Bu çerçevede Nickerson, bireyler tarafından bilgi olarak algılananın her zaman gerçek bilgi olmayabileceğini belirtir. Davranış kararları, karmaşık bilişsel ve duygusal süreçlerden oluşur. Ancak genellikle insanlar bulundukları yargıda ve oluşturdukları inançta duygusal unsurlardan ziyade bilişsel unsurların hâkim olduğuna inanmak ister. Bilişsel süreç bilgi odaklıdır. Bu sebeple bilginin toplanması, değerlendirilmesi, yorumlanması ve kullanılmasını gerektirir. Fakat genellikle nihai karar süreci öncesinde bir inanç vardır ve bu inanç kimi zaman sebepsiz bağlanma ve aşırı güvenme oluşturur.

“Onaylama önyargısı varoluşumuzda o kadar temel bir eleman ki çoğu zaman varlığının bile farkında olmuyoruz. İnançlarımızı ve fikirlerimizi onaylayan bilgiler arıyoruz, onları desteklemeyenleri ise görmezden geliyoruz.”
Sia Mohajer

Davranışsal finans, tüketici davranışlarında olduğu gibi karar mekanizmalarının anlaşılmasında onaylama önyargısını iyi değerlendirmeye tabi tutmalıdır.. Aldous Huxley’in dediği gibi; insanların en iyi becerdiği şey; yeni bilgileri, var olan görüşleri işler durumda kalacak şekilde filtreler.” Bu filtrelemelerin neler olduğu özellikle ekonomik kararlar alırken çok etkilidir. Yeni bir strateji belirlerken bu stratejinin başarısına işaret edebilecek bütün göstergeler coşkuyla karşılanır. Aksi durumlar, olasılıklar, öngörülemeyen zorluklar görmezden gelinir. Doğrulanamayan kanıtlar karşısında gözlemler, teoriyle çeliştiği zaman körlük oluşur. Beynimiz doğrulanmayan kayıtları 30 dakika sonra aktif olarak unutmaya meyillidir.
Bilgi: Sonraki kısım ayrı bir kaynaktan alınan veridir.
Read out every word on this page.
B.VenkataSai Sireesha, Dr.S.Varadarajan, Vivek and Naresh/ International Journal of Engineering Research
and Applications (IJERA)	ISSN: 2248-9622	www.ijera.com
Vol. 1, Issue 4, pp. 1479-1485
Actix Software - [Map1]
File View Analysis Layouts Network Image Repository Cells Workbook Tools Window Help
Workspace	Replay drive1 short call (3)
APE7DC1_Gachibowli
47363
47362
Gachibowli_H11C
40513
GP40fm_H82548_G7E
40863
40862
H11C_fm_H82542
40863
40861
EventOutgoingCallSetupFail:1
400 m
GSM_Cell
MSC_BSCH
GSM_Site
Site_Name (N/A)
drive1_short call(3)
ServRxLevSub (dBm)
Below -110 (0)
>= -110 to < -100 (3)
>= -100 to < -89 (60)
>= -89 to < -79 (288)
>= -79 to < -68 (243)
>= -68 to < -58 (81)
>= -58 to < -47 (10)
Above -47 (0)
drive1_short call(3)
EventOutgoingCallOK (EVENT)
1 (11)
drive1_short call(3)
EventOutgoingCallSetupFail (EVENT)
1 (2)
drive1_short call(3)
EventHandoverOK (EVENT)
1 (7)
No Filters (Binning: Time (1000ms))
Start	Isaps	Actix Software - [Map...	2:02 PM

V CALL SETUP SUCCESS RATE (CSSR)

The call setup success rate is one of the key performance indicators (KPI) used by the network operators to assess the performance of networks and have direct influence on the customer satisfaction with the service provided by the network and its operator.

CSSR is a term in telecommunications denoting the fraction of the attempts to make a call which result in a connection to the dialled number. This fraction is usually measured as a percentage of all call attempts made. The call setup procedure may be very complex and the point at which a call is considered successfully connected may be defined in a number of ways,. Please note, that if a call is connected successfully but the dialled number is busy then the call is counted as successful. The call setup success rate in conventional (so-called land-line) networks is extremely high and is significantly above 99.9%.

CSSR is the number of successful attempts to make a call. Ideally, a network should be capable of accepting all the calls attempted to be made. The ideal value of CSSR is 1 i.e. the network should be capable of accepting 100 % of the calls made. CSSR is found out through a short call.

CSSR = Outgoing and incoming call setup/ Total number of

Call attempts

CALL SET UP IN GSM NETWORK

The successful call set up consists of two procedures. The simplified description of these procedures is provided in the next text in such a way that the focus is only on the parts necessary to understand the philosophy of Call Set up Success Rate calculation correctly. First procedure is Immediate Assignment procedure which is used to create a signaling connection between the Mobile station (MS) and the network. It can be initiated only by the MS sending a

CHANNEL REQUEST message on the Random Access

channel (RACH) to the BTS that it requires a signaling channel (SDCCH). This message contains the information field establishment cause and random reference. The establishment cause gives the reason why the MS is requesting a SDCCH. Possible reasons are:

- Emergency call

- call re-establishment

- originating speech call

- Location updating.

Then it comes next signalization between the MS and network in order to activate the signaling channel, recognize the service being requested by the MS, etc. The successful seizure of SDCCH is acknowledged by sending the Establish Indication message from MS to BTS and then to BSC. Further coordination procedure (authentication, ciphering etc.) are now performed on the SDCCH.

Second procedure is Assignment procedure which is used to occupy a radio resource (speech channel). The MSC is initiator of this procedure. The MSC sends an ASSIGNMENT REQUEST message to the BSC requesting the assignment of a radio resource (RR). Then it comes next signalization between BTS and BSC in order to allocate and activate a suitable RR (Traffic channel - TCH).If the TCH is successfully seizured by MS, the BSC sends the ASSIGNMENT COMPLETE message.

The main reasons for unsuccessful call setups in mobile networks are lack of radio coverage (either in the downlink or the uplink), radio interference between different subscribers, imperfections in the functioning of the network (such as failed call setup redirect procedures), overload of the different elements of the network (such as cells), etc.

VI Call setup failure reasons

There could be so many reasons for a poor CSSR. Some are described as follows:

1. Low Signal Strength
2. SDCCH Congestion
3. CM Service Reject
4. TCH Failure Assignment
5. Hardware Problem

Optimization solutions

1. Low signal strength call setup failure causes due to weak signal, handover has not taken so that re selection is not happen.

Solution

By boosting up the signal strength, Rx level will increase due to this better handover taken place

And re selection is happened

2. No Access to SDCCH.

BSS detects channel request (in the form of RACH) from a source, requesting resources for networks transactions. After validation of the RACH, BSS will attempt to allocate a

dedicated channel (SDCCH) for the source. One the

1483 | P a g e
Sonuç olarak Davranış Bilimlerinin temel aldığı normal insan, hızlı karar almak isteyen ve bu amaçla da zaman zaman sezgilerine ve önyargılarına başvuran bir varlıktır. Sezgiler ve duygular her zaman hatalı karara sebep olmasa da kimi eğilimlere yol açar. Eğilim bireylerin karar alma sürecinde kullandığı hissi kısa yollardır. Bu kısa yollar davranışsal bilimlerde finanstan, tüketici davranışlarına kadar pek çok alanda önemli bir yere sahiptir. İnsanların sahip olduğu bu kısa yollar pazarlama, reklam ve iletişim süreçlerinde doğru kanallarda hareket etmeyi sağlayacak ipuçları verir. Nihayetinde tüketici satın alma karar sürecinin iyi anlaşılması, geliştirilecek pazarlama stratejilerinin tüketicilerin ihtiyaçlarını karşılamasına ve işletmelerin ürünlerini, tüketicilerin tatmin olmalarını sağlayacak şekilde tasarlanmasına katkı sağlayacaktır.

Kaynaklar:

  • Aren, S.,2019, İşletme Ekonomi ve Yönetim Araştırmaları Dergisi, Cilt: 2 Sayı: 2 s. 127-160.
  • Charness, G. ve Dave, C. (2017). Confirmation Bias With Motivated Beliefs, Games and Economic Behavior 104, 1–23.
  • Folkes, V.S. (1988). The Availability Heuristic and Perceived Risk. Journal of Consumer Research, 15(1), 13–23.
  • Goodwin, C., J. 2009, “Research in Psychology: Methods and Design.
  • Nickerson, R.S. (1998). Confirmation Bias: An Ubiquitous Phenomenon in Many Guises. Review of General Psychology, 2(2), 175–220.